We read this headline as we went through Chicago:
CHICAGO TEACHERS FEED 11,000 HUNGRY CHILDREN
I am still in shock. We all sat, glued to the radio, as President Roosevelt declared that the day would “live on in infamy.” How did this happen? Why did the Japanese bomb Pearl Harbor? I still cry when I see the pictures that were in the newspaper. All those poor men that were still sleeping on the U.S.S. Arizonia…..I wonder if they woke up? I wonder if they just died in their sleep. Momma says I shouldn’t speak like that, but I can’t help it. Frankie went and signed up for the army. He said he just felt like he had to do it. Katie left yesterday for San Francisco. She’s gonna be a Rosey Riveter – she’s gonna help build battleships! Can you believe it? A girl building battleships!

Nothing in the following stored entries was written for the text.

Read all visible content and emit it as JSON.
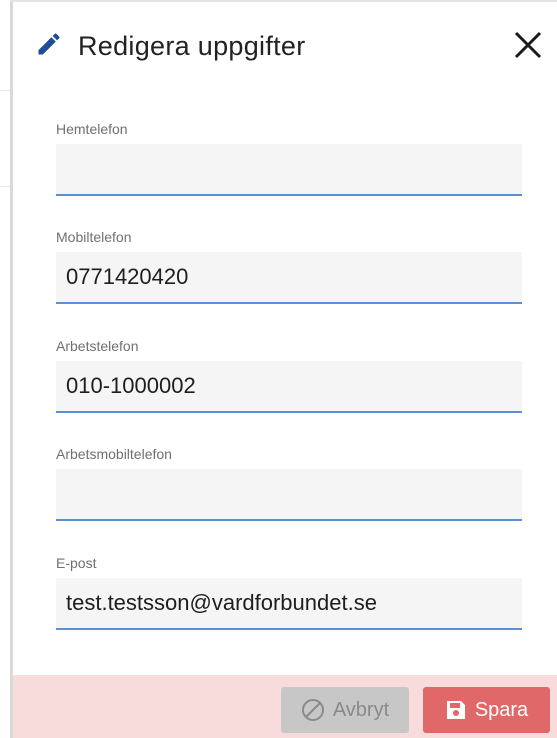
{
  "dialog": {
    "title": "Redigera uppgifter",
    "icon": "pencil-icon",
    "close_icon": "close-icon"
  },
  "fields": [
    {
      "label": "Hemtelefon",
      "value": "",
      "placeholder": ""
    },
    {
      "label": "Mobiltelefon",
      "value": "0771420420",
      "placeholder": ""
    },
    {
      "label": "Arbetstelefon",
      "value": "010-1000002",
      "placeholder": ""
    },
    {
      "label": "Arbetsmobiltelefon",
      "value": "",
      "placeholder": ""
    },
    {
      "label": "E-post",
      "value": "test.testsson@vardforbundet.se",
      "placeholder": ""
    }
  ],
  "footer": {
    "cancel_label": "Avbryt",
    "cancel_icon": "ban-icon",
    "save_label": "Spara",
    "save_icon": "floppy-disk-icon"
  },
  "colors": {
    "accent_underline": "#5b8fd6",
    "footer_bg": "#f8dcdc",
    "save_bg": "#e06868",
    "cancel_bg": "#c7c7c7",
    "pencil": "#1f4e96"
  }
}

He was so young. We thought of him, a King (a young and handsome one), and of D.C., Camelot. Our royalty. Our future – the “New Frontier.” And now, our frontier has been striped – shot dead in Dallas. I remember seeing him and Jackie in that limo, smiling and waving…… I am so sad, it’s hard to move…..but I found comfort in Earl Warren’s eulogy:
It has been said that the only thing we learn from history is that we do not learn. But surely we can learn if we have the will to do so. Surely there is a lesson to be learned from this tragic event.
If we really love this country, if we truly love justice aqd mercy, if we fervently want to make this Nation better for those who are to follow us, we can at least abjure the hatred that consumes people, the false accusations that divide us, and the bitterness that begets violence. Is it too much to hope that the martyrdom of our beloved President might even soften the hearts of those who would themselves recoil from assassination, but who do not shrink from spreading the venom which kindles thoughts of it in others?
I remember being on top of the World Trade Center. Erynn and I went to New York in 1999, and one our highlights was the trip to the top. We laughed as our ears popped on the way up in the elevator. We stood on the roof – looking out at clouds and the city. The kids’ jaws dropped when the tour guide told them that a dropped penny (from that height) would put a hole a foot deep in the sidewalk. The wind sounded like jump run – calling me to leap from the edge and fly. . I remember standing near the edge, and thinking, “What a base jump this would be!” I could fly high above these clouds – like a bird….like an angel.
And a mere sixteen months later, here I am -- numb most of the day. I stared at the TV, dumbfounded as the second plane flew into the tower, thinking that it had to be an instant replay – surely it wasn’t a second plane. I watched things falling from the sky, feeling faint as I realized that they were people – unable to fly, only fall. I tried to tune it out – but the day grew bleaker with each passing minute: a crash into the Pentagon, a Philadelphia field of tragic heroes, the towering giants seemingly imploding to the ground, sending cascading, billowing caustic clouds across the city.
I close my eyes, resting for a moment – but no rest is found as I continually find myself on top of that tower, wind calling me to leap and fly, and feeling the giant rumble beneath me as he starts to collapse, jarring me awake. And now the TV is showing people. People lining up to give blood. People wanting to know where to send donations. People wanting to help.
History teaches us nothing, except maybe that we often learn the same lesson over and over and over again. As I look at these events – these generational mile-markers, I’m touched by the devastating effect each had on their generation – and yet in hindsight, we, as a nation, we’re made stronger, wiser, by it.
--Yes, yes, mistakes were made by many during all these times – but that is not my focus, or my intent –
I just found it interesting…..and wanted to share it with you.